We often hear that one way to judge a health care system is to look at life expectancy, and that by that standard the U.S. system does substantially worse than other systems that cost less. But Goodman has a table showing that if you take out fatalities due to injury, which presumably are not much affected by health care, the U.S. life expectancy is the highest in the world. One troubling fact, though, is that in his table showing various countries’ life expectancies, taking out fatal injuries actually reduces life expectancy in Japan, Canada, Sweden, and a few other countries. It seems implausible that stripping out fatal injuries for any country reduces life expectancy.

Health care spending | Goodman has always been a critic of managed-care organizations and scores a number of points against them. Interestingly, though, he does not mention health economist David Dranove’s finding, in his book The Economic Evolution of American Health Care, that managed care “bent the curve” on health care spending for most of the 1990s. In 1990, health expenditures were 12.5 percent of GDP and grew to 13.8 percent of GDP by 1993. In 2000, they were still “only” 13.8 percent of GDP. Part of this was due, of course, to strong economic growth during that period, making the denominator, GDP, grow. But it’s also true, as Dranove shows, that managed care restrained the growth of the numerator, health care expenditures.
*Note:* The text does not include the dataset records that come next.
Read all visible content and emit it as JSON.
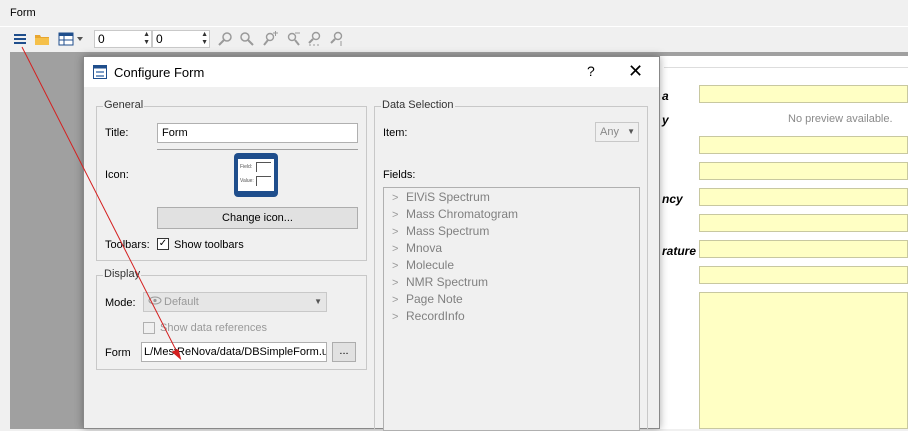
{
  "window": {
    "title": "Form"
  },
  "toolbar": {
    "spin1_value": "0",
    "spin2_value": "0",
    "icons": [
      "menu-icon",
      "open-folder-icon",
      "table-icon",
      "dropdown-arrow-icon",
      "zoom-in-icon",
      "zoom-out-icon",
      "zoom-tool-1-icon",
      "zoom-tool-2-icon",
      "zoom-tool-3-icon",
      "zoom-tool-4-icon"
    ]
  },
  "form_preview": {
    "labels": [
      "a",
      "y",
      "ncy",
      "rature"
    ],
    "no_preview": "No preview available."
  },
  "dialog": {
    "title": "Configure Form",
    "help": "?",
    "close": "✕",
    "general": {
      "group_title": "General",
      "title_label": "Title:",
      "title_value": "Form",
      "icon_label": "Icon:",
      "icon_field_text": "Field:",
      "icon_value_text": "Value:",
      "change_icon_button": "Change icon...",
      "toolbars_label": "Toolbars:",
      "show_toolbars_label": "Show toolbars",
      "show_toolbars_checked": true
    },
    "display": {
      "group_title": "Display",
      "mode_label": "Mode:",
      "mode_value": "Default",
      "show_refs_label": "Show data references",
      "form_label": "Form",
      "form_value": "L/MestReNova/data/DBSimpleForm.ui",
      "browse_button": "..."
    },
    "data_selection": {
      "group_title": "Data Selection",
      "item_label": "Item:",
      "item_value": "Any",
      "fields_label": "Fields:",
      "fields": [
        "ElViS Spectrum",
        "Mass Chromatogram",
        "Mass Spectrum",
        "Mnova",
        "Molecule",
        "NMR Spectrum",
        "Page Note",
        "RecordInfo"
      ]
    }
  }
}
What should be done about Medicare and Medicaid, two programs whose growth, if unchecked, would likely drive federal spending as a percent of GDP close to European levels by the middle of this century? Goodman considers various proposals too numerous to mention here, many of which seem promising. They range from health care “stamps,” similar to food stamps, to Health Insurance Retirement Accounts (HIRAs).

Unfortunately, Goodman recommends that to fund the HIRAs, the federal government require employers and employees each to cough up 2 percent of pay annually. This is essentially a 4 percentage point tax increase, with the difference between this tax and the usual tax being that the employee gets to keep it. One problem with that policy is that, if implemented, it would cause Medicare to last longer. A better solution is for the government, and for free-market economists like Goodman, to start telling people under age 45 that Medicare is unlikely to be around in 20 years and that they had better plan for that fact. The result, if I’m right about the future of Medicare, would likely be a renaissance in health care for the elderly—one that, as Goodman shows throughout his book, is bursting to break out. The price would then be right.